We are indebted to the participants in the NIH-AARP Diet and Health Study for their outstanding cooperation. We thank Leslie Carroll at Information Management Services and Sigurd Hermansen and Kerry Grace Morrissey from Westat for data support, and Tawanda Roy at the Nutritional Epidemiology Branch for research assistance. Dr. Leitzmann had full access to all of the data in the study and takes responsibility for the integrity of the data and the accuracy of the data analysis.
Competing Interests: The authors have declared that no competing interests exist. Specifically, the NIH-AARP Diet and Health Study has no connection through AARP (the organization) to any potential contaminating influences through employment, consultancy, patents, products in development or marketed products.

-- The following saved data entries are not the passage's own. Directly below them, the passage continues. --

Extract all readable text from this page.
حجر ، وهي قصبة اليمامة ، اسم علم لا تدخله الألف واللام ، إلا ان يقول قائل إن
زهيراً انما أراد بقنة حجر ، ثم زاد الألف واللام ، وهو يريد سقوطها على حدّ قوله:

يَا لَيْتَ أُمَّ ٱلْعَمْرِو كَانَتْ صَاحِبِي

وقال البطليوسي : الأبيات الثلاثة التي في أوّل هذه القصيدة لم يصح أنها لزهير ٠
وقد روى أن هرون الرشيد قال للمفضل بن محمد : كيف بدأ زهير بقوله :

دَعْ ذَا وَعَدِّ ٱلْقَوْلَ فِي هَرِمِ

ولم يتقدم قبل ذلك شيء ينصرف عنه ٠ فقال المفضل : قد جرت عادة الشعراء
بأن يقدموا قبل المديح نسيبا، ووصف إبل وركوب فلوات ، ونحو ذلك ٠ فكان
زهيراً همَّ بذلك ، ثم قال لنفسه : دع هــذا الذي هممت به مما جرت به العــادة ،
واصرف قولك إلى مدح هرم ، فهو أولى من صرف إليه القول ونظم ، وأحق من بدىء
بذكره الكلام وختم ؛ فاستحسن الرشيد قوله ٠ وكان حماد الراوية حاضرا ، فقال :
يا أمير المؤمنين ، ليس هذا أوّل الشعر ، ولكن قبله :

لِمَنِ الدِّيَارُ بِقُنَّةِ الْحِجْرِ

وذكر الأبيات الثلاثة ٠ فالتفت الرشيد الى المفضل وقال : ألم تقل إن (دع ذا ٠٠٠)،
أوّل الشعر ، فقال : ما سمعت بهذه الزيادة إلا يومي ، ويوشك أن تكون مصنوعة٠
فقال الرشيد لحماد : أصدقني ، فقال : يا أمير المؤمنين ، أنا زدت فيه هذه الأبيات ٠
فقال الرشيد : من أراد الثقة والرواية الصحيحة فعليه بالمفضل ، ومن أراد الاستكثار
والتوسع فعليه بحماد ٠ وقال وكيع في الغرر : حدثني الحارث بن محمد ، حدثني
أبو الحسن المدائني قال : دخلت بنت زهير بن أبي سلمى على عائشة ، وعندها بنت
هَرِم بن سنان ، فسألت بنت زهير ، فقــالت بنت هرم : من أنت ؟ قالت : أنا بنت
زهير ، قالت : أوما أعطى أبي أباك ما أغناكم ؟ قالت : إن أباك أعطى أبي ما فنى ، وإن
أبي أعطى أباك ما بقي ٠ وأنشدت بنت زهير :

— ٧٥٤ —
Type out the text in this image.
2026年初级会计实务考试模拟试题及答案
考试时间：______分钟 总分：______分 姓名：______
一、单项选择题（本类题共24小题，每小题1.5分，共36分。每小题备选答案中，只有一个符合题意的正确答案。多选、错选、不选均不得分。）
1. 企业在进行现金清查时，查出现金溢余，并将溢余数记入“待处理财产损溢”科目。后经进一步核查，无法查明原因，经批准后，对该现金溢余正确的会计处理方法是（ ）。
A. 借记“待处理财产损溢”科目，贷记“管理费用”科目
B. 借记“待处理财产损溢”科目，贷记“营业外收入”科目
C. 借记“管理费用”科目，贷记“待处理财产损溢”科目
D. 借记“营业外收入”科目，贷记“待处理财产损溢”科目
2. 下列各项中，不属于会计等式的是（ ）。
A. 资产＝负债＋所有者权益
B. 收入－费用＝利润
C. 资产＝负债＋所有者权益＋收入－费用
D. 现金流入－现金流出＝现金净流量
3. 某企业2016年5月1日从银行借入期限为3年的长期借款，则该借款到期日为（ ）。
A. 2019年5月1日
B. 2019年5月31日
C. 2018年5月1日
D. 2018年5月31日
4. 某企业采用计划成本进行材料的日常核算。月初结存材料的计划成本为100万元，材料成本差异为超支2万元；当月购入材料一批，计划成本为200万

Funding: This research was supported by the Intramural Research Program of the National Institutes of Health (NIH), National Cancer Institute. AARP has not provided direct funds to the NIH-AARP Diet and Health Study. The AARP contribution has consisted of help in drawing the study sample and sponsoring Dr. Yikyung Park as a research fellow for two years. That funding went to the NCI (National Cancer Institute) but not to the NIH-AARP Diet and Health Study itself. AARP has also provided funds for the development of an online physical activity assessment tool, but that project is not part of the current study. In addition, AARP had no role in study design, data collection and analysis, decision to publish, or preparation of the manuscript. The term ‘AARP’ is not an acronym, but has been the legal name of the organization for the past 15 years. AARP was formerly known as the American Association of Retired Persons.